Prime ministers could not be more different than Indira Gandhi and Narendra Modi; but both went crazy about bank accounts for the poor. Why? One reason for preferring bank over cash transactions is that bank accounts make it more difficult to cheat on taxes. But that cannot be the reason for pressing the poor to open bank accounts; they are not great income tax payers. The reason may be that politicians want banks to fund businesses run by the poor; then there will be fewer poor, and they will need less help from the government.

But running a business and making a profit is not easy; the poor may well borrow from banks, blow up the money and stay poor. That is what the bankers fear; that is why they have been reluctant to go anywhere near the poor, and have had to be whipped by politicians to open accounts for the poor. Why are the politicians so keen on accounts for the poor? One reason is that they want to shower gifts on the poor, and that they think the gifts are less likely to be stolen en route if they are monetized and delivered in the bank accounts of the poor. Is it any more difficult to open an account in the name of a fictitious poor woman and steal the money?
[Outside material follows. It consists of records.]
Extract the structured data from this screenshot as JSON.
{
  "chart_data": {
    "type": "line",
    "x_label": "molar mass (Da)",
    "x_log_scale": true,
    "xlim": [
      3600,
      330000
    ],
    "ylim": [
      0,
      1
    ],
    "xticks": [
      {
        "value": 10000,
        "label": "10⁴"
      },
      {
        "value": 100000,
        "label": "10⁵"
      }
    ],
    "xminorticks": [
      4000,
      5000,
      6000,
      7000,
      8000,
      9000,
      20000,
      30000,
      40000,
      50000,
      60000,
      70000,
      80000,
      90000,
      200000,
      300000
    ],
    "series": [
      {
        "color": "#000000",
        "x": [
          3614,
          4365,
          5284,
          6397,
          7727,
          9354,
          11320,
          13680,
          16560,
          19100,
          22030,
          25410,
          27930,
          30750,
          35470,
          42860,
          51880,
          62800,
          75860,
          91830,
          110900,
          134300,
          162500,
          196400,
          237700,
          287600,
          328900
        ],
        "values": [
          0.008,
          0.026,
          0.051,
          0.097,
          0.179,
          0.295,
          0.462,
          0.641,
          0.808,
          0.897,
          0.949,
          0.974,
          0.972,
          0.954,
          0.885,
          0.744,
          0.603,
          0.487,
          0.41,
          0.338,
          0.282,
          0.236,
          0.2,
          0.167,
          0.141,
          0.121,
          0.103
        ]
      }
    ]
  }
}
No, but it would leave a trail: someone may some day find out that it was stolen, and then pursue the bank clerk and his spurious beneficiary.

There was a time, not too long ago, when politicians thought differently: they thought that if they made getting a government subsidy unpleasant enough, only the poor would bother to take it. That is how the Great and Holy Mahatma Gandhi National Rural Employment Guarantee scheme was conceived of: only poor people would go out in the hot sun and break stones all day to get a hundred Rupees a day. Only the poor would go and wait for hours for absent doctors and nurses to turn up. Worsen the quality of service enough for all but the poor to lose interest in it. The politicians were only too right: their public servants reduced the quality of service so much that no poor turned up, and they could fake the names of the poor and appropriate the entire funds. They conspired with ration shopkeepers to sell PDS grains in the market, get the subsidy on them from the government by showing them as having been sold the poor, and share it with the shopkeepers. After thousands of crores had been earned in bribes, the politicians saw sense. That is when they gave up on subsidies in kind to jobs that brought no one profit, and plumped for subsidies in cash. As I pointed out, cash subsidies are just as easy to misappropriate; but it is unprofitable to discover that, so politicians will not be in a hurry to realize this.

Suppose that politicians were to abandon populism and opportunism; are there better ways of helping the poor? I think of my friend P V Sukhatme, who was an agricultural economist. After he retired from Food and Agriculture Organization, he settled down in his native Poona, employed as cooks women who had no one to support them, set up street stalls, and sold balanced, nutritious food at a Rupee a thali. He died; Shiv Sena continues to sell Zhunkha Bhakhar on his model, but only in its strongholds to its own supporters. Sikhs routinely feed anyone who comes to a Gurdwara; the government should persuade them to feed all the poor, all over the country, at its own cost. I have myself often said that the government should give chiki – a combination of gur and chana or peanuts – a liberal subsidy; it is excellent balanced food for anyone, rich or poor.

Poverty is not a curse; most Indians are poor, and they are amongst the happiest people in the world. But poor people are often visited by distress and crisis – death of breadwinner, prolonged illness, mental stress, and so on. It is these occasional disasters that people need resources to cope with. They will have some if they save, which they may do with Jan Dhan; but they will also get it more reliably if they live in communities where friends meet them often and recognize their circumstances. Communities still survive – for instance, amongst tribes, or amongst schoolchildren. Can we extend their model to the whole society? That is the question to we should look for an answer. And that community should be Hamara Hindustan, not Hindutwit Bharat.